Avec quatorze structures développées et exploitées depuis 2008 — dont cinq en 2014 — Pop e poppa occupe la place de leader romand (600 places). Dernière crèche en date: celle du Sabotier de Veyrier et ses 25 places. Inaugurée samedi, cette dernière est active depuis septembre. «Contrairement à la Suisse alémanique, où les pouvoirs publics se tournent généralement vers les crèches privées, le marché Suisse romand reste souvent réservé aux communes, précise Frédéric Chave, membre du comité de Pop e poppa.

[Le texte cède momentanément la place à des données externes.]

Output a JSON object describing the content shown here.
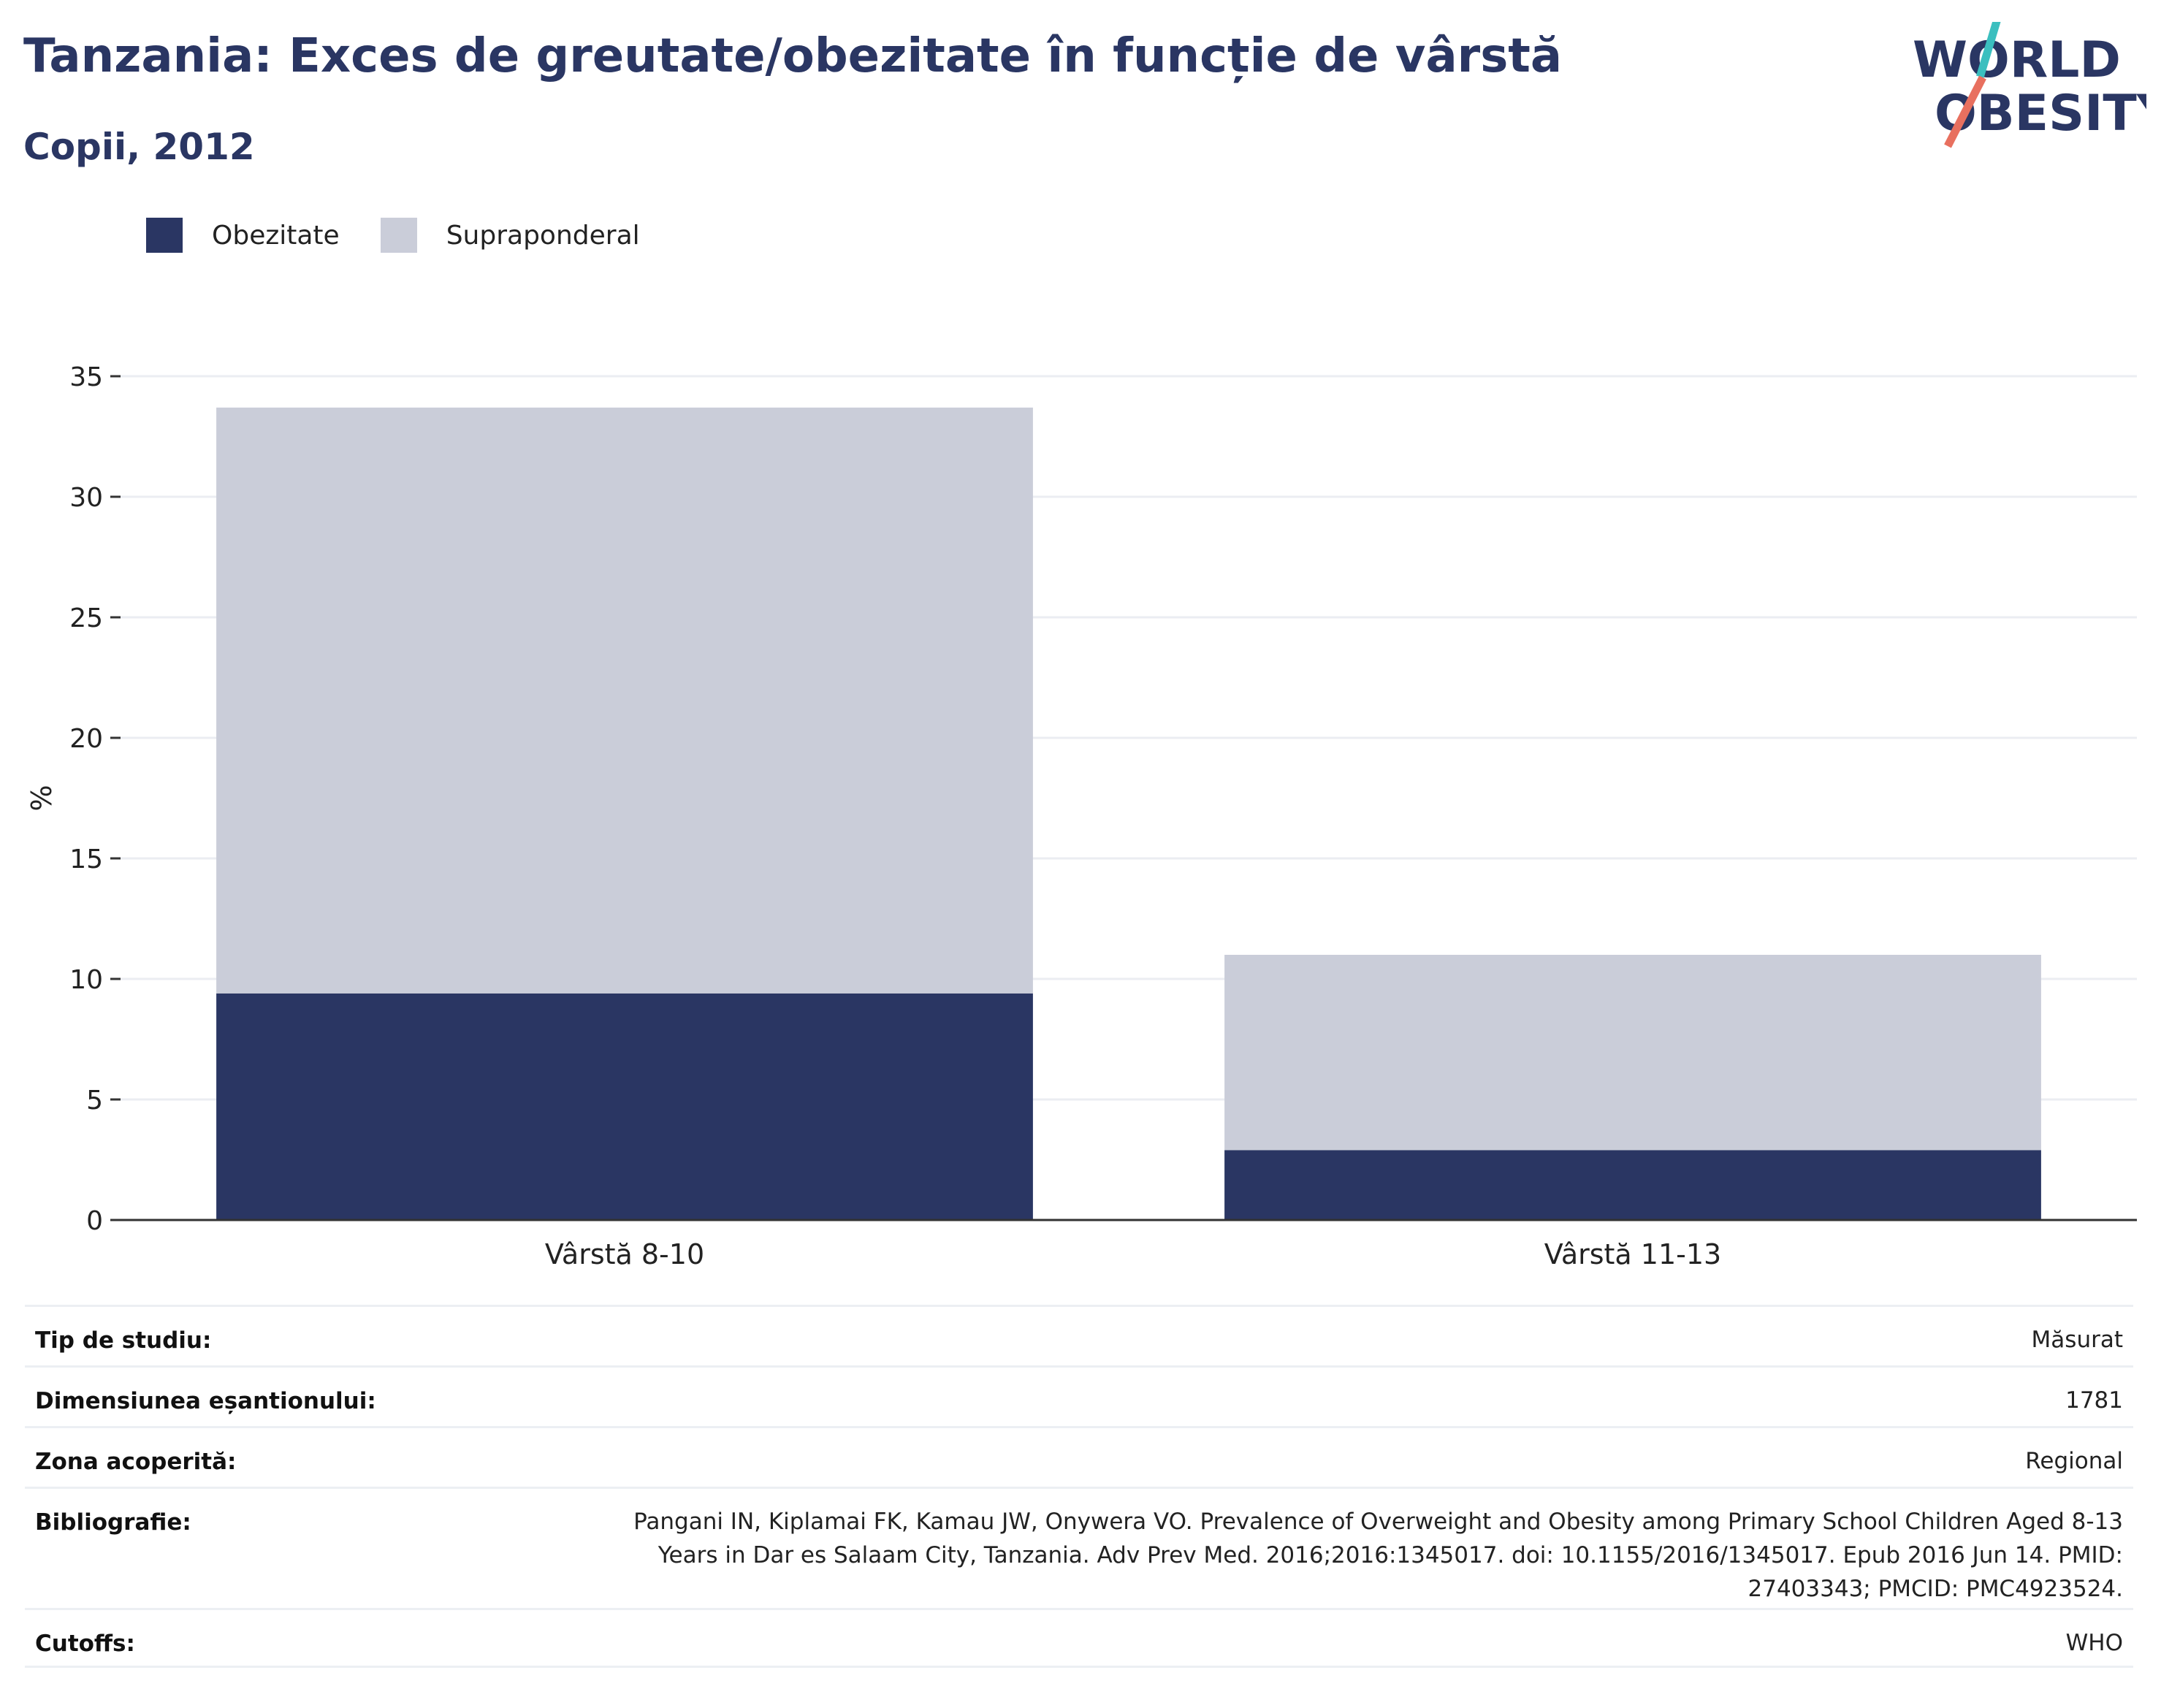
{
  "header": {
    "title": "Tanzania: Exces de greutate/obezitate în funcție de vârstă",
    "subtitle": "Copii, 2012"
  },
  "logo": {
    "line1": "WORLD",
    "line2": "OBESITY",
    "accent_colors": [
      "#3bbfbf",
      "#e8705f"
    ]
  },
  "colors": {
    "obezitate": "#2a3663",
    "supraponderal": "#cacdd9",
    "gridline": "#ebedf2",
    "axis": "#333333"
  },
  "chart_data": {
    "type": "bar",
    "stacked": true,
    "categories": [
      "Vârstă 8-10",
      "Vârstă 11-13"
    ],
    "series": [
      {
        "name": "Obezitate",
        "values": [
          9.4,
          2.9
        ],
        "color": "#2a3663"
      },
      {
        "name": "Supraponderal",
        "values": [
          24.3,
          8.1
        ],
        "color": "#cacdd9"
      }
    ],
    "ylabel": "%",
    "ylim": [
      0,
      35
    ],
    "yticks": [
      0,
      5,
      10,
      15,
      20,
      25,
      30,
      35
    ],
    "grid": true,
    "legend": "top-left"
  },
  "info_table": {
    "rows": [
      {
        "label": "Tip de studiu:",
        "value": "Măsurat"
      },
      {
        "label": "Dimensiunea eșantionului:",
        "value": "1781"
      },
      {
        "label": "Zona acoperită:",
        "value": "Regional"
      },
      {
        "label": "Bibliografie:",
        "value": "Pangani IN, Kiplamai FK, Kamau JW, Onywera VO. Prevalence of Overweight and Obesity among Primary School Children Aged 8-13 Years in Dar es Salaam City, Tanzania. Adv Prev Med. 2016;2016:1345017. doi: 10.1155/2016/1345017. Epub 2016 Jun 14. PMID: 27403343; PMCID: PMC4923524."
      },
      {
        "label": "Cutoffs:",
        "value": "WHO"
      }
    ]
  }
}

Notre statut d’association à but non lucratif nous permet de nous développer dans un tel cadre.»

Depuis dix ans, l’entrepreneur dirige en parallèle, avec son associé Frédéric Baudin, l’entreprise Amalthée Sàrl, spécialiste de la gestion administrative des crèches. Basée à Aubonne, cette société devrait faire 2,1 millions de francs de chiffre d’affaires en 2014 et emploie 22 personnes pour 2000 places d’accueil. Elle se charge essentiellement des salaires, de la comptabilité et de la facturation aux familles.

Un service pour entreprises

Depuis un an, les associés d’Amalthée se sont diversifiés, avec la création de Pop e poppa Suisse Sàrl. Le but: développer des crèches privées. Un service plutôt destiné aux entreprises, à l’image de l’établissement ouvert le 15 octobre sur le business park de Terre Bonne près de Nyon, mais qui n’exclut pas pour autant les municipalités. Le réseau nyonnais a réservé 30 des 78 places disponibles.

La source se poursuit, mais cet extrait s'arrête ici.